Bis Ende des Jahres verließ am Umspannungswerk U 74 in Eller der an der Lausward erzeugte Strom zunächst die Stadt, um über das überregionale Hochspannungsnetz im Süden wieder eingespeist zu werden. Dafür musste der Strom erst auf 380 Kilovolt transformiert und dann wieder zurückgewandelt werden. Mit den Umwandlungsverlusten und der unnötigen Beanspruchung des ohnehin oft stark belasteten Übertragungsnetzes ist es jetzt aber vorbei.

Die 110 Kilovolt Trasse ist inzwischen eingerichtet. Denn schon seit 2015 lassen die Stadtwerke buddeln. Ihre Tochterfirma, die Netzgesellschaft, verlegte die Kabel. Konkret 110-KV-Erdkabel. Denn in Düsseldorf werden die Starkstromleitungen unterirdisch und nicht über Hochspannungsleitungen transportiert. Und die Kabel sind seit mehr als einem halben Jahrhundert, teilweise sogar seit mehr als 60 Jahren nicht mehr erneuert worden, sprich, sie sind alt. Begonnen hat alles an der Eller Kirchstraße, das Kabelwerk verläuft unter anderem über die Reisholzer Bahnstraße, die Nürnberger Straße und Paul-Thomas-Straße sowie entlang der Münchener Straße und des Buchholzer Busches und endet am Umspannwerk am Wittenberger Weg.
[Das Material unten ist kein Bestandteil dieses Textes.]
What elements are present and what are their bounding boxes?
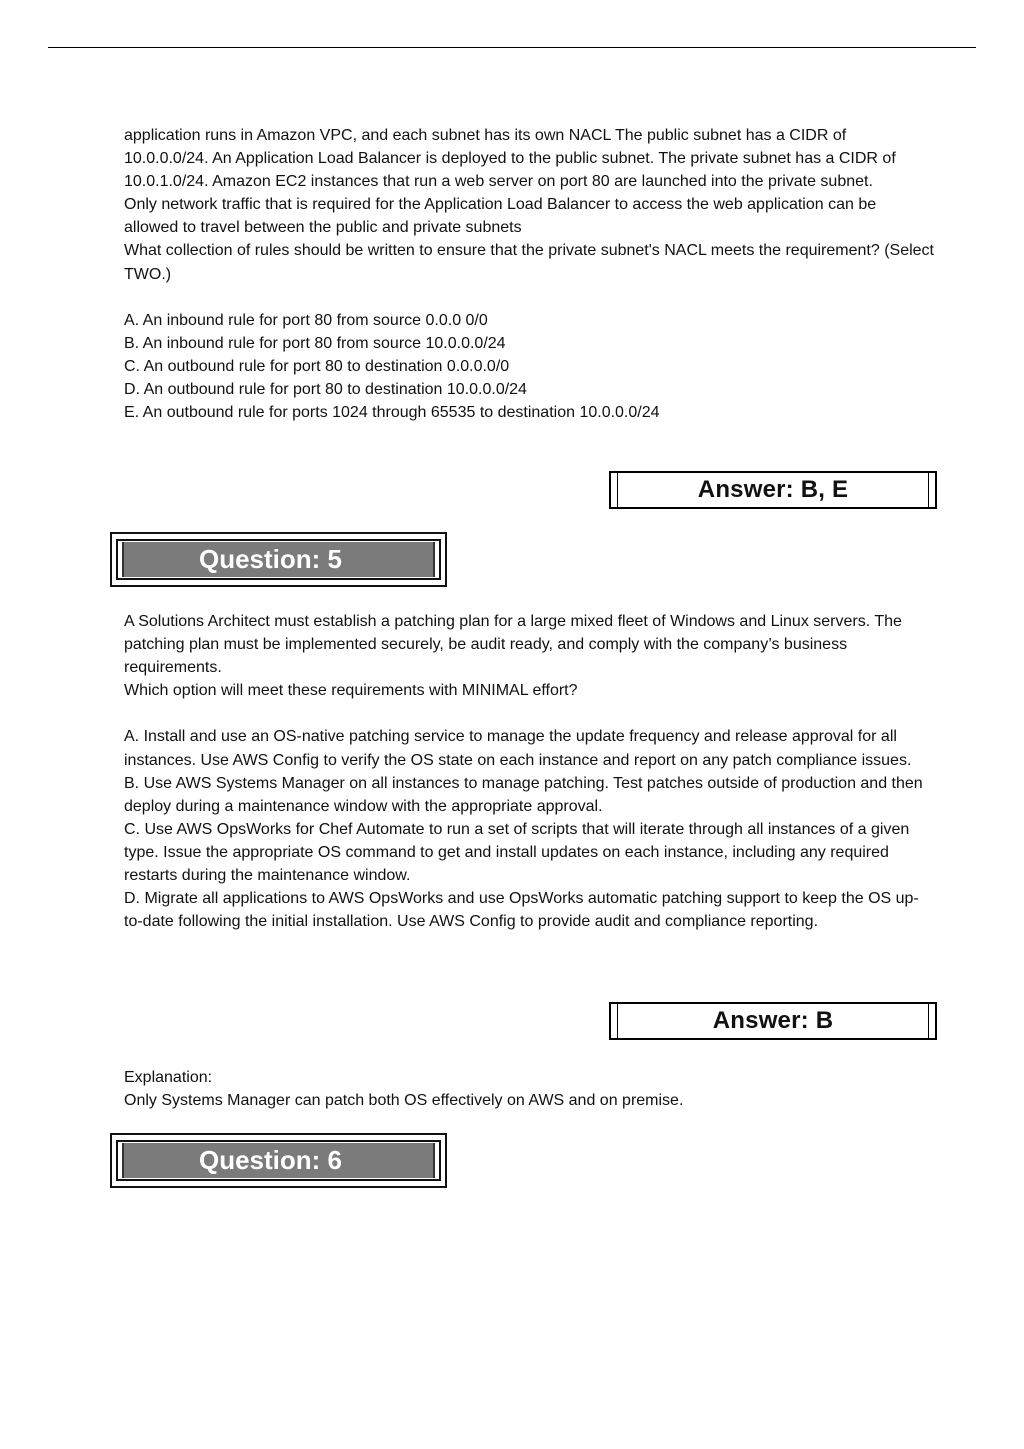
header-rule [48, 47, 976, 48]
banner-fill [122, 542, 435, 577]
option-c: C. Use AWS OpsWorks for Chef Automate to run a set of scripts that will iterate through all instances of a given type. Issue the appropriate OS command to get and install updates on each instance, including any required restarts during the maintenance window. [124, 820, 914, 885]
question-5-heading: Question: 5 [198, 544, 342, 574]
question-4-prompt: What collection of rules should be written to ensure that the private subnet's NACL meets the requirement? (Select TWO.) [124, 242, 939, 283]
answer-box-q5 [609, 1002, 937, 1040]
explanation-text: Only Systems Manager can patch both OS effectively on AWS and on premise. [124, 1092, 684, 1110]
option-a: A. An inbound rule for port 80 from source 0.0.0 0/0 [124, 311, 488, 329]
question-5-body [124, 610, 934, 933]
question-5-banner [110, 532, 447, 587]
banner-fill [122, 1143, 435, 1178]
option-c: C. An outbound rule for port 80 to destination 0.0.0.0/0 [124, 357, 510, 375]
option-d: D. An outbound rule for port 80 to destination 10.0.0.0/24 [124, 381, 527, 399]
question-4-paragraph: application runs in Amazon VPC, and each subnet has its own NACL The public subnet has a CIDR of 10.0.0.0/24. An Application Load Balancer is deployed to the public subnet. The private subnet has a CIDR of 10.0.1.0/24. Amazon EC2 instances that run a web server on port 80 are launched into the private subnet. [124, 127, 901, 191]
question-4-body [124, 124, 939, 424]
question-5-prompt: Which option will meet these requirements with MINIMAL effort? [124, 682, 578, 700]
answer-label: Answer: B, E [697, 476, 849, 503]
question-6-heading: Question: 6 [198, 1145, 342, 1175]
question-4-paragraph: Only network traffic that is required for the Application Load Balancer to access the web application can be allowed to travel between the public and private subnets [124, 196, 881, 237]
answer-box-q4 [609, 471, 937, 509]
option-b: B. An inbound rule for port 80 from source 10.0.0.0/24 [124, 334, 506, 352]
question-6-banner [110, 1133, 447, 1188]
option-e: E. An outbound rule for ports 1024 through 65535 to destination 10.0.0.0/24 [124, 404, 660, 422]
option-b: B. Use AWS Systems Manager on all instances to manage patching. Test patches outside of production and then deploy during a maintenance window with the appropriate approval. [124, 774, 928, 815]
answer-label: Answer: B [712, 1007, 834, 1034]
option-d: D. Migrate all applications to AWS OpsWorks and use OpsWorks automatic patching support to keep the OS up-to-date following the initial installation. Use AWS Config to provide audit and compliance reporting. [124, 890, 919, 931]
explanation-label: Explanation: [124, 1069, 213, 1086]
explanation-block [124, 1066, 934, 1112]
option-a: A. Install and use an OS-native patching service to manage the update frequency and release approval for all instances. Use AWS Config to verify the OS state on each instance and report on any patch compliance issues. [124, 728, 912, 769]
question-5-paragraph: A Solutions Architect must establish a patching plan for a large mixed fleet of Windows and Linux servers. The patching plan must be implemented securely, be audit ready, and comply with the company’s business requirements. [124, 613, 907, 677]
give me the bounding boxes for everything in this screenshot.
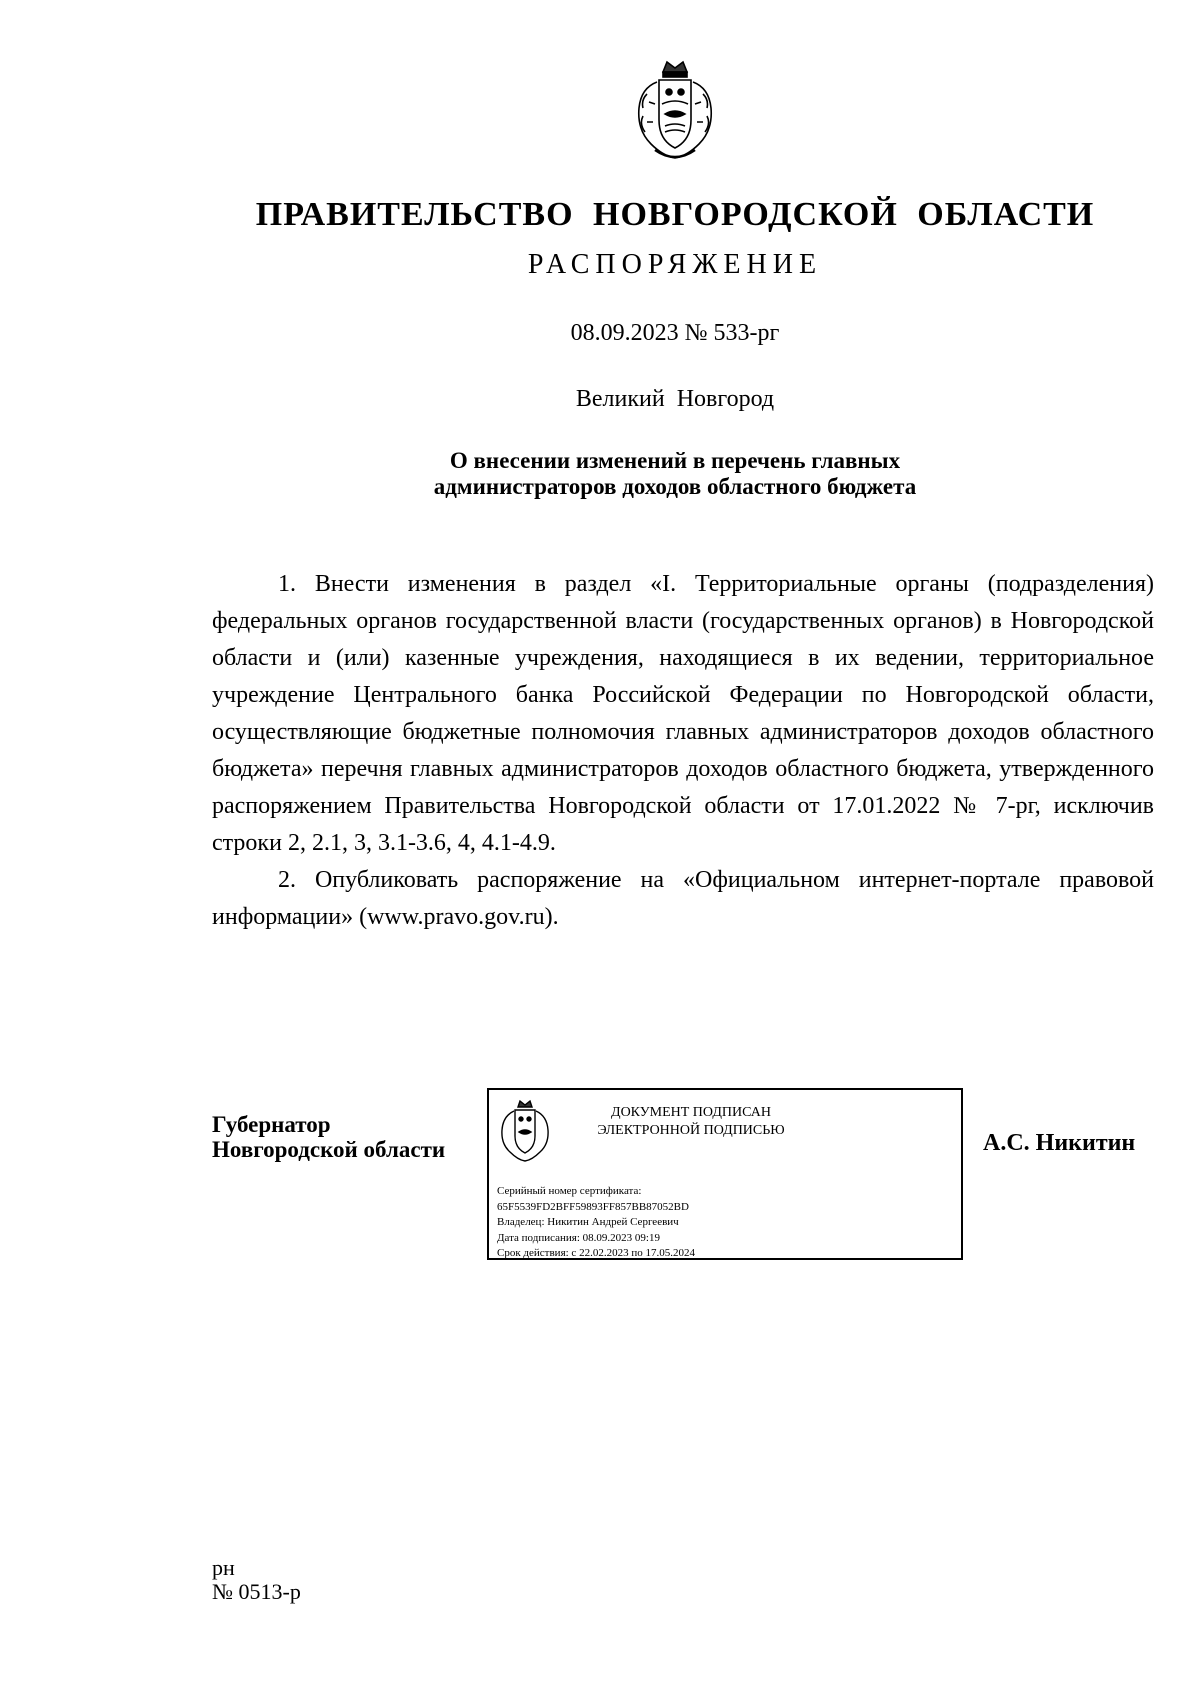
footer-line-1: рн [212, 1555, 235, 1580]
footer-line-2: № 0513-р [212, 1579, 301, 1604]
document-body [212, 566, 1154, 936]
signer-position [212, 1112, 445, 1162]
signer-position-line-2: Новгородской области [212, 1137, 446, 1162]
subject-line-1: О внесении изменений в перечень главных [449, 448, 901, 473]
stamp-signed-date: Дата подписания: 08.09.2023 09:19 [497, 1231, 660, 1244]
signer-name: А.С. Никитин [983, 1130, 1136, 1156]
stamp-serial-label: Серийный номер сертификата: [497, 1185, 642, 1197]
electronic-signature-stamp [487, 1088, 963, 1260]
stamp-coat-of-arms-icon [497, 1098, 553, 1166]
document-type: РАСПОРЯЖЕНИЕ [527, 249, 823, 280]
document-city: Великий Новгород [575, 386, 775, 412]
stamp-validity: Срок действия: с 22.02.2023 по 17.05.2024 [497, 1247, 695, 1259]
organization-title: ПРАВИТЕЛЬСТВО НОВГОРОДСКОЙ ОБЛАСТИ [255, 196, 1095, 233]
paragraph-1: 1. Внести изменения в раздел «I. Территориальные органы (подразделения) федеральных органов государственной власти (государственных органов) в Новгородской области и (или) казенные учреждения, находящиеся в их ведении, территориальное учреждение Центрального банка Российской Федерации по Новгородской области, осуществляющие бюджетные полномочия главных администраторов доходов областного бюджета» перечня главных администраторов доходов областного бюджета, утвержденного распоряжением Правительства Новгородской области от 17.01.2022 № 7-рг, исключив строки 2, 2.1, 3, 3.1-3.6, 4, 4.1-4.9. [212, 571, 1154, 856]
footer-code [212, 1556, 301, 1604]
stamp-heading-line-2: ЭЛЕКТРОННОЙ ПОДПИСЬЮ [597, 1123, 785, 1138]
stamp-details [497, 1184, 695, 1262]
signer-position-line-1: Губернатор [212, 1112, 331, 1137]
document-date-number: 08.09.2023 № 533-рг [570, 320, 780, 346]
stamp-serial-number: 65F5539FD2BFF59893FF857BB87052BD [497, 1200, 689, 1213]
stamp-owner: Владелец: Никитин Андрей Сергеевич [497, 1216, 679, 1228]
document-subject [0, 448, 1200, 500]
coat-of-arms-icon [629, 58, 721, 166]
subject-line-2: администраторов доходов областного бюджета [433, 474, 917, 499]
stamp-heading-line-1: ДОКУМЕНТ ПОДПИСАН [611, 1105, 771, 1120]
paragraph-2: 2. Опубликовать распоряжение на «Официальном интернет-портале правовой информации» (www.pravo.gov.ru). [212, 867, 1154, 930]
stamp-heading [571, 1104, 811, 1140]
Und wenn schon einmal der Boden aufgerissen ist, immerhin wird in einer Tiefe von mindestens 1,50 Meter gearbeitet, dann können auch an manchen Stellen neue Gasleitungen und Mittelspannungsleitungen (10 KV) verlegt werden. "Unser Ziel ist es, Ende des Jahres fertig zu sein", sagt Stadtwerke-Sprecher Michael Pützhofen.

"Unwägbarkeiten sind aber nicht auszuschließen", fügt Hermann Griesen, Leiter des Projekts Südstadt, hinzu. Baustellen sind eingerichtet oder werden es noch: für die Mittelspannungsleitungen von der Henkelstraße über Nürnberger und Bayreuther Straße weiter zu Forst- und Telleringstraße, dann zur Hildener Straße bis zum Umspannwek am Wittenberger Weg: Ein Großteil der Arbeiten ist abgeschlossen. Die eingerichtete Baustelle an der Paul-Thomas-Straße soll Ende Februar fertig sein. "Dann gehen wir Schritt für Schritt weiter", sagt Griesen. Denn die ein Kilometer lange Strecke bis zur Bayreuther Straße soll in vier Teilstücken bearbeitet werden. Angedacht sei, dass sie Ende April fertig ist.

Auch die Restarbeiten am Trippelsberg sollen Ende Februar fertig sein, das gilt auch für die letzten 120 Meter am Schwarzen Weg. Im Prinzip ist der Terminplan für 2018 abgeschlossen. Inklusive der Absprachen mit verschiedenen Gremien und Institutionen - ob mit der Rheinbahn, dem Amt für Verkehrsmanagement, dem Kanalbauamt oder der Telekom. Da stecke jede Menge Logistik dahinter, sagt der Stadtwerke-Sprecher, und eine Unwägbarkeit könne alles auseinanderdriften lassen. "Beispielsweise wenn Frost auftritt und wir dann nicht arbeiten können, oder wenn es einen Notfall gibt, der zuerst bearbeitet werden muss, und, und und", sagt Pützhofen. Nur für die Telleringstraße gibt es noch keinen Termin. Da wartet die Netzgesellschaft die Fertigstellung der Bauarbeiten für das Dürer-Kolleg ab.

"Wenn die komplette Strecke verlegt ist, werden wir noch ummuffen", sagt Griesen. Das bedeutet, dass die Leitungen an den Muffen angeschlossen werden. Und wenn dann alle Leitungen mit den beiden neuen Umspannwerken verbunden sind, können die fünf alten zurückgebaut werden.

Rund 30 Millionen Euro investiert die Netzgesellschaft in die neue Strominfrastruktur im Düsseldorfer Süden. Ziel ist eine "effiziente, sichere und flexible Energieversorgung" in einem Gebiet, in dem sich die Anforderungen an die Energieinfrastruktur insbesondere durch die Schließung oder Verlagerung von großen Industriebetrieben erheblich verändert haben.